Florida Medical Malpractice Laws & Statutory Rules

Florida has some unique laws that may limit a patient's options in a medical negligence case.

If you think that you might have a valid claim for medical malpractice in Florida, a few keys to keep in mind are the deadlines for filing your medical malpractice lawsuit, and the procedural prerequisites for doing so. Read on to learn more about Florida laws that affect medical malpractice cases.

Statutes of Limitations and Award Limits

The "statute of limitations" is a deadline -- imposed by state law -- before which the person suing (the plaintiff) must file a medical malpractice lawsuit against a health care provider.

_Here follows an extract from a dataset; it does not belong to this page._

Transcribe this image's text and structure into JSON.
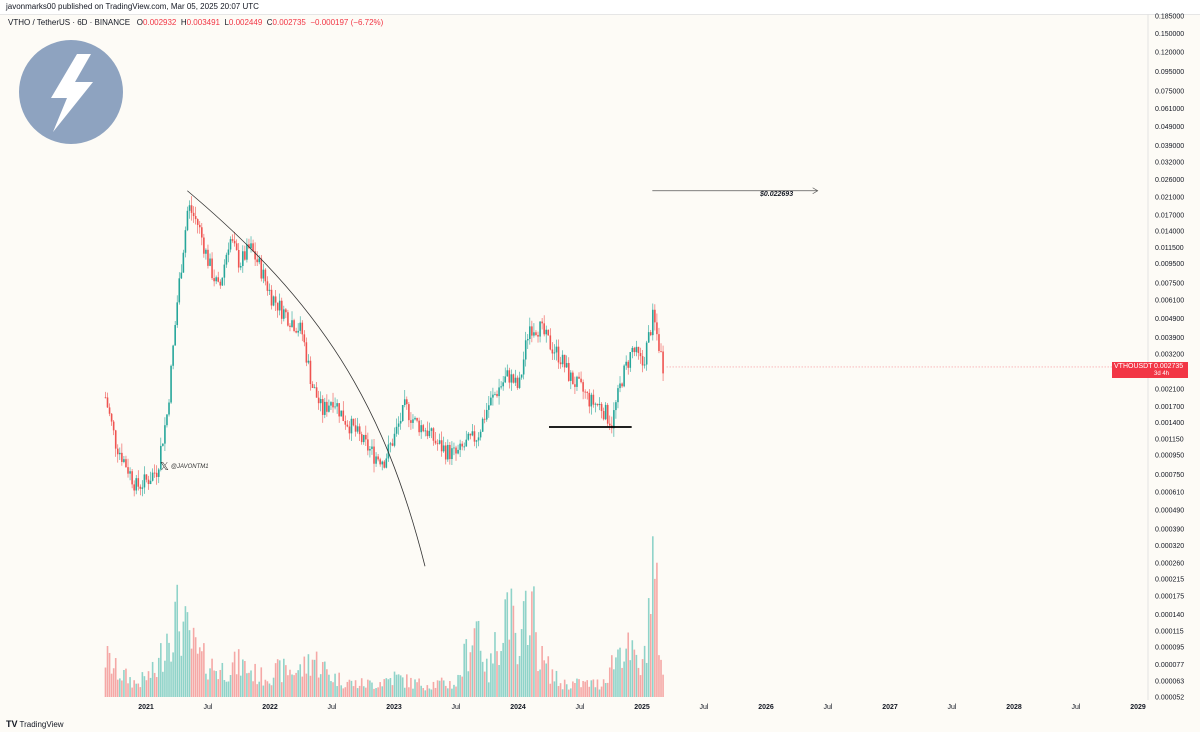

To make matters more complicated, there are often special requirements a plaintiff has to fulfill before he or she can sue for medical malpractice. Failure to take the proper steps could postpone when the suit can be filed and could cause the plaintiff to miss the statute of limitations deadline. Finally, it can often be difficult to determine when the clock started running and what the deadline actually is.

Medical malpractice damage awards -- in other words, how much money an injured plaintiff can receive in a lawsuit -- are also limited or “capped” in some states. Both the strict statute of limitations and the damage caps are the result of states’ efforts to lower the cost of medical malpractice liability insurance.

The rules affecting all of these issues in Florida are discussed below.

Time Limits to File a Lawsuit

In Florida, you must start the lawsuit within two years of discovering the injury (or when you should have discovered the injury) or, at the latest, four years from when the malpractice occurred. In other words, even if you couldn’t have discovered the injury within four years, the case will be thrown out if you sue the health care provider more than four years after he or she caused the injury.

The only exception is for the care provider’s fraudulent concealment of the malpractice, i.e. intentionally deceiving you so you don’t discover the malpractice. In that event, the statute of limitations is two years from when the injury was finally discovered or seven years from when the malpractice occurred.

The statute of limitations does not apply to a minor if the case is started on or before his or her eighth birthday.

The basic laws for Florida Medical Malpractice Statute of Limitations can be found at Fla. Stat. Ann. § 95.11.

Effect of Pre-Suit Requirements on Statute of Limitations

In Florida, you are required to serve a notice of intent to sue on the health care provider before you can sue in court, which includes an affidavit from a medical professional stating that you have a valid medical malpractice claim.

This notice sets in motion a complicated settlement process that lasts 90 days. During those 90 days, the statute of limitations is tolled. If the health care provider indicates earlier than 90 days that it does not wish to settle, then you have 60 days or the remainder of the statute of limitations to sue, whichever is the longer period of time. You can also get an extra 90 days if you file for an “investigation period” to find a medical expert to investigate your case. However, you cannot extend the statute of limitations with an investigation period if it has already expired.

Florida Medical Malpractice Damages Cap Ruled Unconstitutional

Florida statutes authorize different caps on damages in medical malpractice lawsuits, including a $500,000 cap on non-economic damages (which includes compensation for "pain and suffering") in medical malpractice lawsuits against most health care practitioners, and a $1,000,000 cap on non-economic damages if the malpractice resulted in death or a vegetative state. (Fla. Stat. Ann. § 766.118.) But in June 2017, the Florida Supreme Court ruled that these caps "arbitrarily reduce damage awards for plaintiffs who suffer the most drastic injuries," and struck down any statutory limits on non-economic damages in medical malpractice lawsuits, holding that they are unconstitutional.